Major donors have a significant impact on the budget and work of a given nonprofit organization and thus are immensely important to an organization’s mission. To develop your own major donor fundraising strategy, you need to understand the various components and strategies involved. Major Gift fundraising isn’t only about asking people for a lot of money to support a cause or a mission. It’s also about building relationships that are purposeful. Major Gift fundraising is a cycle of eight steps you move people through:

 

  1. Identification: Identify and put together a list of prospects you THINK might be able to support this project.
  2. Qualification: Discover the way they are linked to the organization and their ability to give.
  3. Individual Strategy: Put together an individual cultivation/solicitation strategy per prospect. How are you going to engage each prospective donor towards giving?

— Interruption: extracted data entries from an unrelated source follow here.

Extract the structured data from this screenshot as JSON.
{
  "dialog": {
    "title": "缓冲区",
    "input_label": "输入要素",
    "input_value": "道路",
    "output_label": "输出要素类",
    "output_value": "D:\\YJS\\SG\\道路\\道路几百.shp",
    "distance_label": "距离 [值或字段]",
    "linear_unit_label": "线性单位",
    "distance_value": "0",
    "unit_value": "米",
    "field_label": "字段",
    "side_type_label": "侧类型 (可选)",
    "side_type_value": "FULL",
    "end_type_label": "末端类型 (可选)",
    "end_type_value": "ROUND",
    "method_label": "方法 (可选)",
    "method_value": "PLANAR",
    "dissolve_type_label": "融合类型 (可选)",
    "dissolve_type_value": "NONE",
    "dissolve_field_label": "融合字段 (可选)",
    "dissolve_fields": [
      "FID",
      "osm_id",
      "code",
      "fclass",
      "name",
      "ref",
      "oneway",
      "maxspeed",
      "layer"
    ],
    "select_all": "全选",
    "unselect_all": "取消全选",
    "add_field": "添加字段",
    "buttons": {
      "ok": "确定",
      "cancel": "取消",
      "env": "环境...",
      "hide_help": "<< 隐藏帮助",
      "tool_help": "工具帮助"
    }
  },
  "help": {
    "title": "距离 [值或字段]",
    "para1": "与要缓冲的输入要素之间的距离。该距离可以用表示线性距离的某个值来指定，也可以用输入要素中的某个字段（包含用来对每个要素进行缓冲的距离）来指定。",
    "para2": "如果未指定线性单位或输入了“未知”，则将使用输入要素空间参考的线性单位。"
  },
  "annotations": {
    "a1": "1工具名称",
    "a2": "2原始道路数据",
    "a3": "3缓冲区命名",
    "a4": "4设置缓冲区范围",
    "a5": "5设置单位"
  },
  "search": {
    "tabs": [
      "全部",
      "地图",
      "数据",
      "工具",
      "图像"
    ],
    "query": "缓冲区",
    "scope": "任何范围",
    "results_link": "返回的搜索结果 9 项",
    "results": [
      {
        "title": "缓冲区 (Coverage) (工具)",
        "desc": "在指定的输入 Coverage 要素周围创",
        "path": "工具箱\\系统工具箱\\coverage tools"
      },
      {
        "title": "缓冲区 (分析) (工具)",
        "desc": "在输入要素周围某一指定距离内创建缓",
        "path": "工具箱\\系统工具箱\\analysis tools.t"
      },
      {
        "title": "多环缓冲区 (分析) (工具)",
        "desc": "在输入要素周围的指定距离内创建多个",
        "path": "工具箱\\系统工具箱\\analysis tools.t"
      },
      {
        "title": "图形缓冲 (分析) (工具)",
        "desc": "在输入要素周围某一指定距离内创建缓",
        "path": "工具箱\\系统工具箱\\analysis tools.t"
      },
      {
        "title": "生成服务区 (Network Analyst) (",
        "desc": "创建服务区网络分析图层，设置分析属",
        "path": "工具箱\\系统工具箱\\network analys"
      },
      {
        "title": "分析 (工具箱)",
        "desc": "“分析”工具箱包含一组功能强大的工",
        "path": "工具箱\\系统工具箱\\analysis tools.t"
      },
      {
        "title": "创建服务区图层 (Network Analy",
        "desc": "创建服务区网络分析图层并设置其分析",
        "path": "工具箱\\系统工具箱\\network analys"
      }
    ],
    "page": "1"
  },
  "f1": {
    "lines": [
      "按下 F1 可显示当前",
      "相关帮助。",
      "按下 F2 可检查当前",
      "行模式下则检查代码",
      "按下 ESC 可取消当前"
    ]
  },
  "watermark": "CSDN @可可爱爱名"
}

  4. Cultivation: Establish a personal connection and engage with the donor. The purpose of this step is not to solicit but cultivate them (like cultivating the ground to harvest).
  5. Solicit: Make an explicit ask for support and investment. If you cultivate it correctly, this should be very easy.
  6. Acknowledge: Within 24 hours, the donor should receive a personal acknowledgment. This is different from a digital receipt, it is a phone call or handwritten note.
  7. Stewardship: Ensure that each donor is thanked properly and kept up to date with the impact their contribution is making. Not all donors at the Major Gift level will or should be stewarded in the same way. Begin deploying an individual stewardship strategy for each individual donor.
  8. Renewal: if everything is done right, we can renew the donor for the same or other mission work.